Batch Request to Google API making calls before the batch executes in Python?

I am working on sending a large batch request to the Google API through Admin SDK which will add members to certain groups based upon the groups in our in-house servers(a realignment script). I am using Python and to access the Google API I am using the [apiclient library][1]. When I create my service and batch object, the creation of the service object requests a URL.
batch_count = 0
batch = BatchHttpRequest()
service = build('admin', 'directory_v1')
logs
INFO:apiclient.discovery:URL being requested:
https://www.googleapis.com/discovery/v1/apis/admin/directory_v1/rest
which makes sense as the JSON object returned by that HTTP call is used to build the service object.
Now I want to add multiple requests into the batch object, so I do this;
for email in add_user_list:
if batch_count != 999:
add_body = dict()
add_body[u'email'] = email.lower()
for n in range(0, 5):
try:
batch.add(service.members().insert(groupKey=groupkey, body=add_body), callback=batch_callback)
batch_count += 1
break
except HttpError, error:
logging_message('Quota exceeded, waiting to retry...')
time.sleep((2 ** n)
continue
Every time it iterates through the outermost for loop it logs (group address redacted)
INFO:apiclient.discovery:URL being requested:
https://www.googleapis.com/admin/directory/v1/groups/GROUPADDRESS/members?alt=json
Isn't the point of the batch to not send out any calls to the API until the batch request has been populated with all the individual requests?
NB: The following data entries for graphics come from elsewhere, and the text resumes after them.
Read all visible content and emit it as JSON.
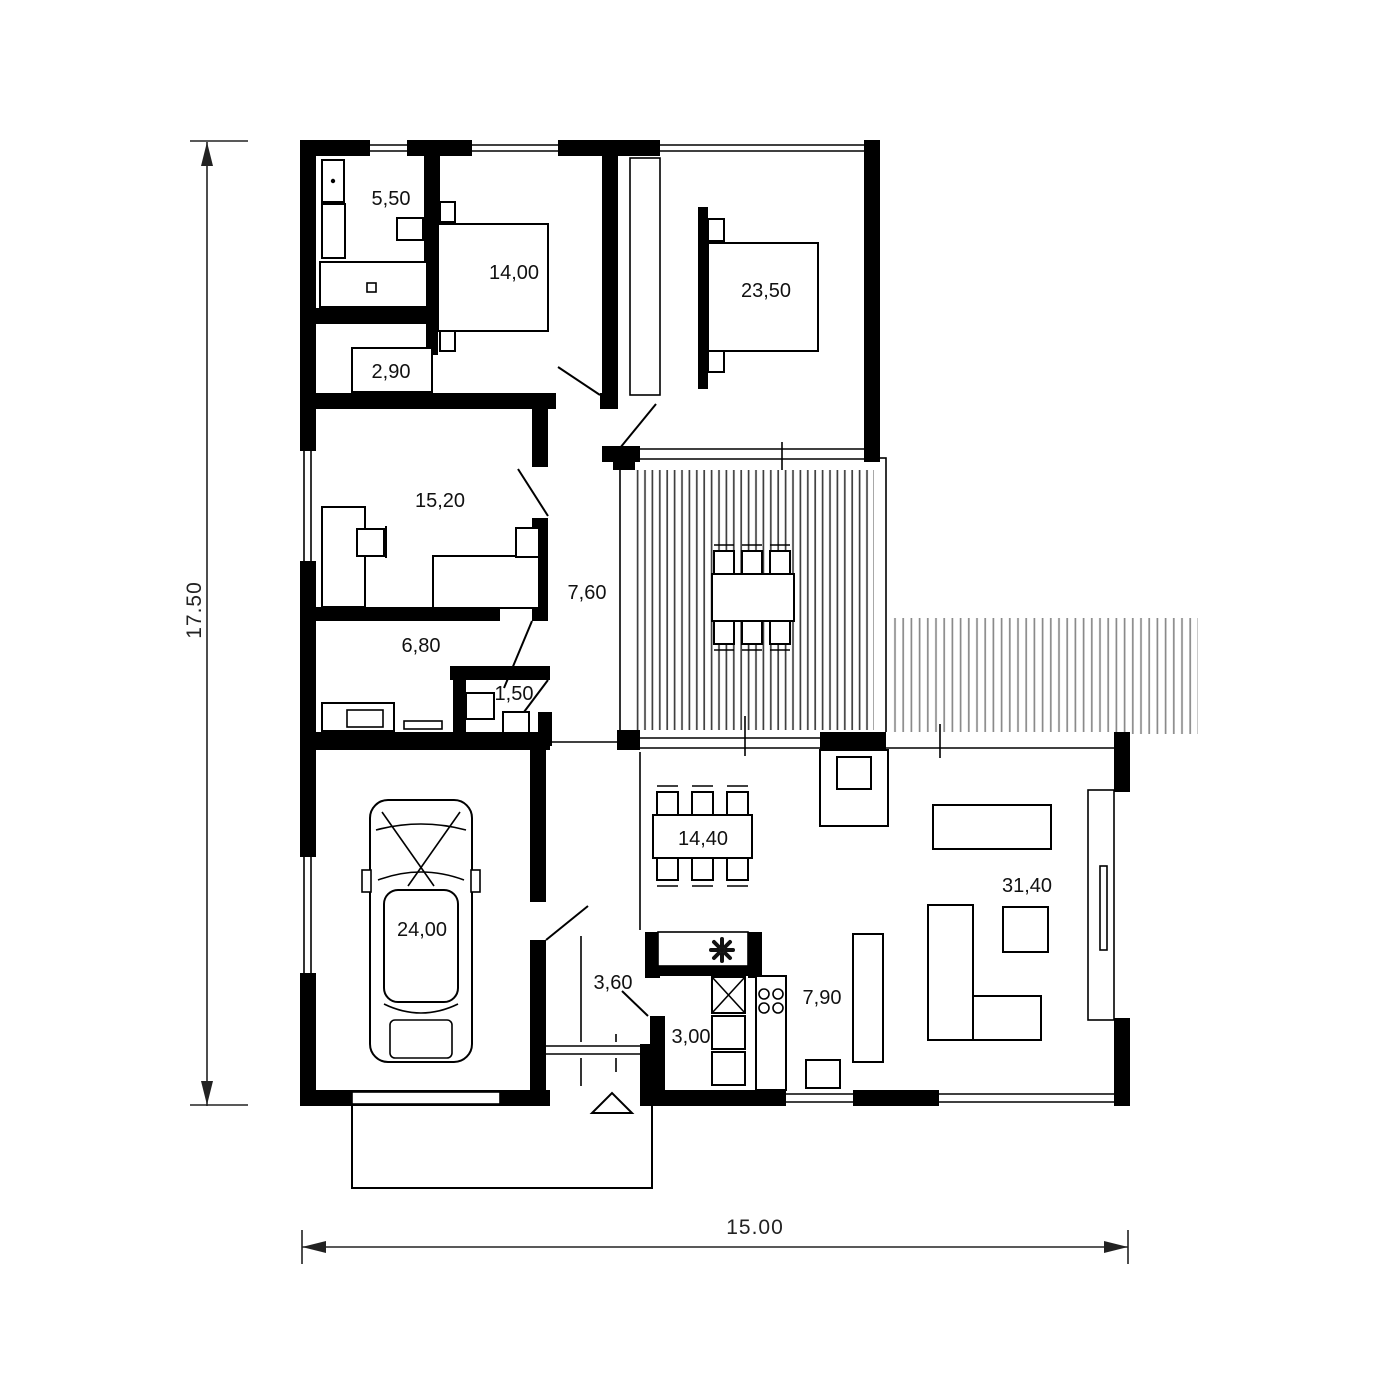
{
  "plan": {
    "rooms": [
      {
        "name": "bathroom",
        "area": "5,50"
      },
      {
        "name": "bedroom",
        "area": "14,00"
      },
      {
        "name": "master-bedroom",
        "area": "23,50"
      },
      {
        "name": "wardrobe",
        "area": "2,90"
      },
      {
        "name": "study",
        "area": "15,20"
      },
      {
        "name": "hallway",
        "area": "7,60"
      },
      {
        "name": "hall",
        "area": "6,80"
      },
      {
        "name": "wc",
        "area": "1,50"
      },
      {
        "name": "garage",
        "area": "24,00"
      },
      {
        "name": "dining",
        "area": "14,40"
      },
      {
        "name": "living-room",
        "area": "31,40"
      },
      {
        "name": "entry",
        "area": "3,60"
      },
      {
        "name": "pantry",
        "area": "3,00"
      },
      {
        "name": "kitchen",
        "area": "7,90"
      }
    ],
    "dims": {
      "depth": "17.50",
      "width": "15.00"
    },
    "icons": {
      "sink": "flower-asterisk",
      "entrance_marker": "triangle-up",
      "car": "car-top-view"
    },
    "colors": {
      "walls": "#000000",
      "background": "#ffffff",
      "deck_hatch": "#3f3f3f",
      "deck_hatch_light": "#8a8a8a"
    }
  }
}
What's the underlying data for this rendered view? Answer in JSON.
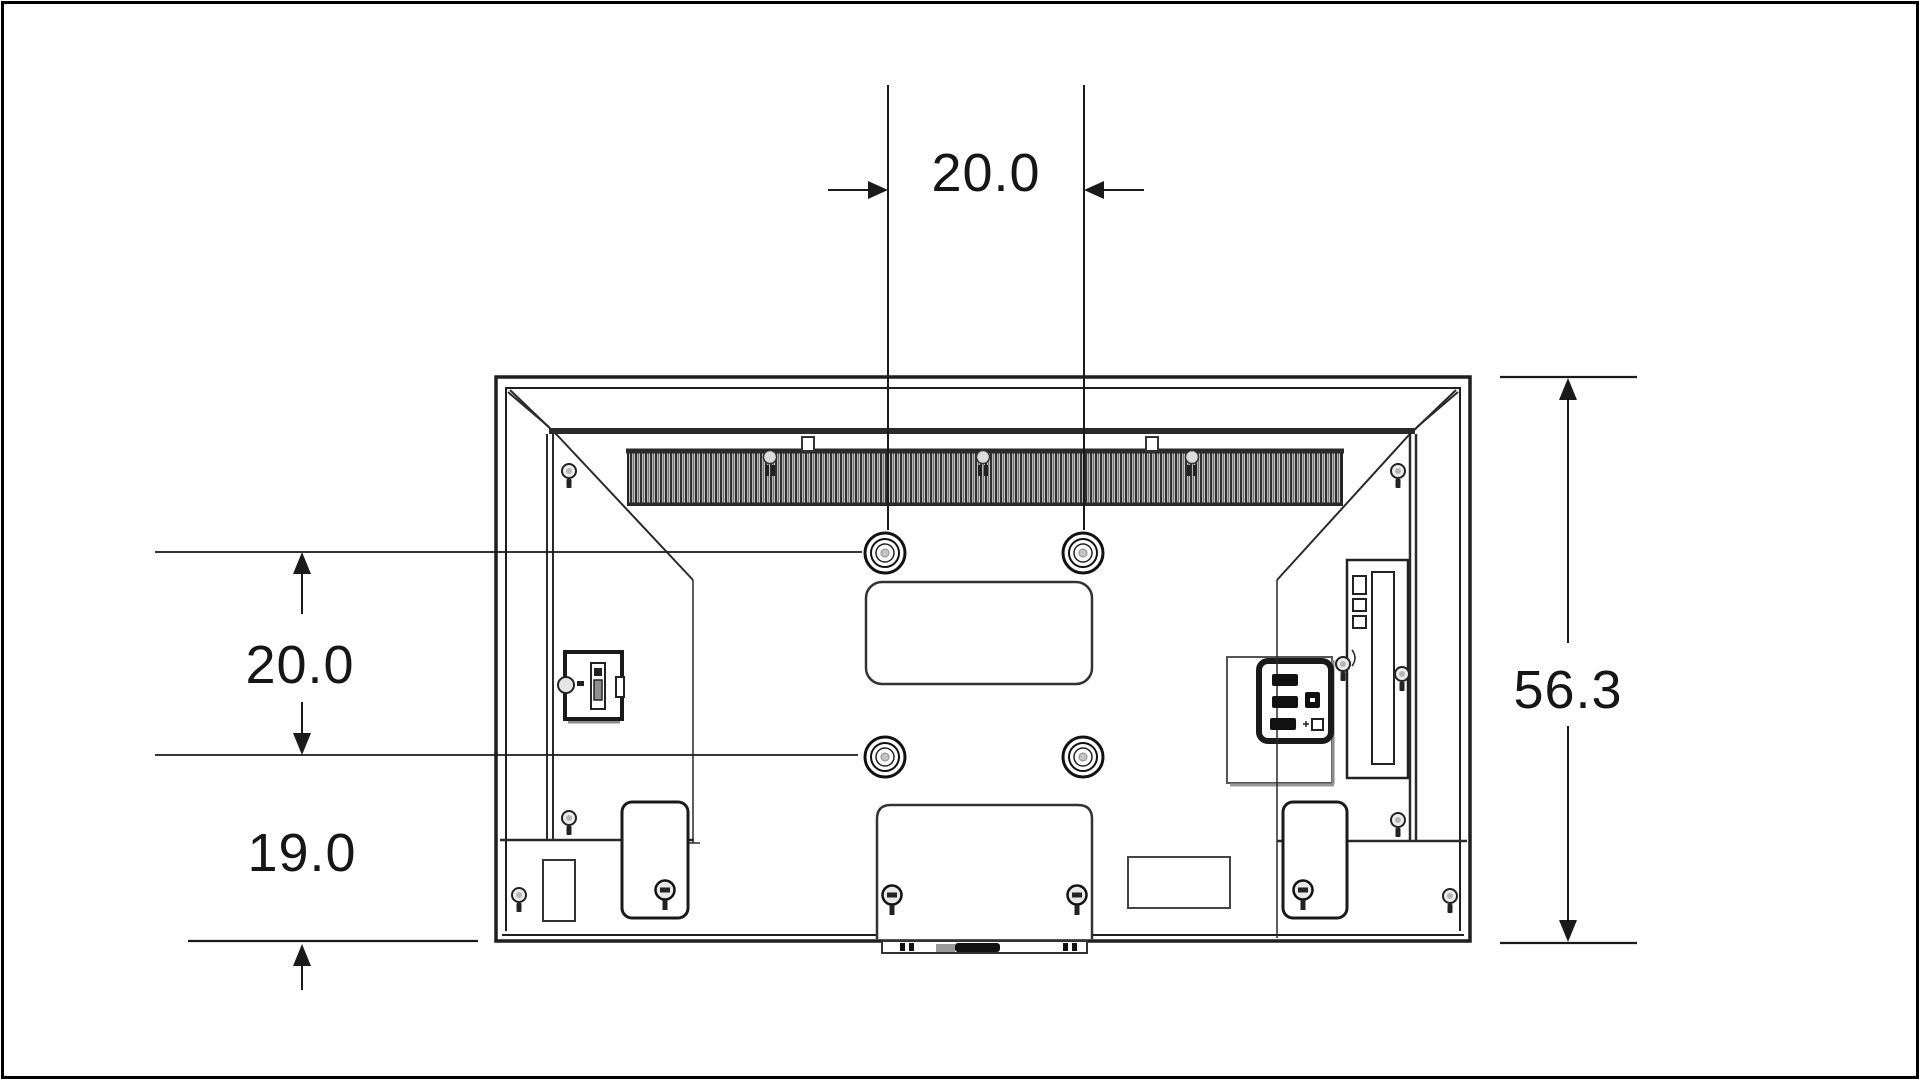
{
  "figure": {
    "description": "Rear-view technical line drawing of a flat-panel TV showing VESA wall-mount hole spacing",
    "background_color": "#ffffff",
    "line_color": "#1f1f1f"
  },
  "dimensions": {
    "hole_spacing_horizontal": "20.0",
    "hole_spacing_vertical": "20.0",
    "bottom_hole_to_bottom_edge": "19.0",
    "overall_height": "56.3"
  }
}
Why does it make the call to the API shown above every time? Then when I batch.execute() it carries out all the requests (which is the only area I thought would be making calls to the API?)
For a second I thought that the call was to construct the object that is returned by .members() but I tried these changes:
service = build('admin', 'directory_v1').members()
batch.add(service.insert(groupKey=groupkey, body=add_body), callback=batch_callback)
and got the same result still. The reason this is an issue is because it is doubling the number of requests to the API and I have real quota concerns at the scale this is running at.